• Chief Minister of the Northern Territory Adam Giles has been criticised for his comments while launching an alcohol management plan. (AAP)Source: AAP
An Indigenous leader says he's “disturbed, shocked and appalled” after the NT Chief Minister told those who've caused problems by relocating to Darwin to escape alcohol restrictions to "piss off".
Philip Ly

The Point
23 Mar 2016 - 5:41 PM  UPDATED 23 Mar 2016 - 5:41 PM

On Tuesday Mr Giles was announcing a new alcohol management plan when he directed the comment to people who come to the Top End and “like to consume alcohol, live in the long grass and cause trouble”.

“My message to those people is piss off and get off the country in Darwin, go back to your home communities, stop causing trouble in Darwin," he said. 

A program in Katherine, Alice Springs and Tennant Creek has helped lower alcohol-fuelled crime but has also pushed problem drinkers north to Darwin, according to the Northern Territory Police Association.

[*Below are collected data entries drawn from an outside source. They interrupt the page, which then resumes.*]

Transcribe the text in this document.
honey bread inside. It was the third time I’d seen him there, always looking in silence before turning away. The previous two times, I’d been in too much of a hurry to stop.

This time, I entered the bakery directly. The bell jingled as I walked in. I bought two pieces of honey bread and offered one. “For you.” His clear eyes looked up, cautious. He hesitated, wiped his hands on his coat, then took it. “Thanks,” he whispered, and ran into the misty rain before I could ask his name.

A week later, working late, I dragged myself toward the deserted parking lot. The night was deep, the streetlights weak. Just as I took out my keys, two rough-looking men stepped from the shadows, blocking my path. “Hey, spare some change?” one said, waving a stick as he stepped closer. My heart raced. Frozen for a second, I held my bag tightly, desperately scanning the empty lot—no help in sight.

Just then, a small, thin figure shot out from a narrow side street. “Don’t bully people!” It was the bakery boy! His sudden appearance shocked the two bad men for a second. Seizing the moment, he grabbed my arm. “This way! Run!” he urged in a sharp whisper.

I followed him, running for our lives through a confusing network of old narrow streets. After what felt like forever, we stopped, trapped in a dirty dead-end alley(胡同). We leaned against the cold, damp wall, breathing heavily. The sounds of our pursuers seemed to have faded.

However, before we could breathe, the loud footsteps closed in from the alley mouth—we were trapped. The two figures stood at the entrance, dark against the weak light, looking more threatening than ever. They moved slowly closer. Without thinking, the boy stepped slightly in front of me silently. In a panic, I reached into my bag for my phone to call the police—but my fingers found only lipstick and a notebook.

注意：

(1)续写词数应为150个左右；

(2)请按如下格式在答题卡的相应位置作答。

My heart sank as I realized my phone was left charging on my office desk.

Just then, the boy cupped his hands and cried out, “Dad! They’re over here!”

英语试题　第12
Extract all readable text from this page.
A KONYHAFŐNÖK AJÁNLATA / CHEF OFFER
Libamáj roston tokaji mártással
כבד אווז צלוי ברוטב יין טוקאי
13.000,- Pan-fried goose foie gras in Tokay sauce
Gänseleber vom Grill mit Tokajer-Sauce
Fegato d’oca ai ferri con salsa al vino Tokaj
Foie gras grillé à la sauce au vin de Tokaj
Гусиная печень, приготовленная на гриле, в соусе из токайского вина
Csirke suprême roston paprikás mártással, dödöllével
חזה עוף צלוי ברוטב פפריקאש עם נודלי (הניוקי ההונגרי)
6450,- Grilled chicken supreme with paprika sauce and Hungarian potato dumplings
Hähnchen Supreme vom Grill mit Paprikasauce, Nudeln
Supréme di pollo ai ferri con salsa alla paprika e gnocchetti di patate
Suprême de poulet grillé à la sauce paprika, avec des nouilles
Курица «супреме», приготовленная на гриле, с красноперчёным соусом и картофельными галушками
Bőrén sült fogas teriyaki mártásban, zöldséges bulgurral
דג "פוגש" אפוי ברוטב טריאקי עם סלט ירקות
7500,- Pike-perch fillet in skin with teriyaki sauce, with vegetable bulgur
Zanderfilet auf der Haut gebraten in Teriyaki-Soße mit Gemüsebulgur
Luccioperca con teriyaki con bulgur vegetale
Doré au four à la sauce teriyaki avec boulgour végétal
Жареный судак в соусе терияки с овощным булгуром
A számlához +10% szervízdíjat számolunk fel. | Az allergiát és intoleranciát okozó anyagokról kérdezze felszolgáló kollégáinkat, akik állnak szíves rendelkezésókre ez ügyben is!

'It’s appalling for a Chief Minister and an Aboriginal man to be making these kind of comments...'

On Wednesday Mr Giles told The Point he gets inundated with people from the Larrakia Nation who see others come to Darwin and desecrate their sites and it should not be tolerated.

But National Congress of Australia’s First Peoples co-chair Rod Little says he is “absolutely” surprised over Adam Giles’ comments and “can’t find a word” to express himself.

“I’m stunned,” he says.

“I think it’s appalling for a Chief Minister and an Aboriginal man to be making these kind of comments when he’s in a position where, a person of his stature, would understand.”

He says Mr Giles should be called to account.

“I think he should act in a way that is going to contribute to a solution to what he sees as a problem, rather than shooting it from the head,” he said.

“I just think it’s disturbing for a Chief Minister to be saying this kind of a thing when he knows the pressures of not only his government but the Federal Government on communities with no employment opportunities, and [where] social problems are perpetuated by government interventions.

“And there are people willing to take money from the vulnerable to support their business.”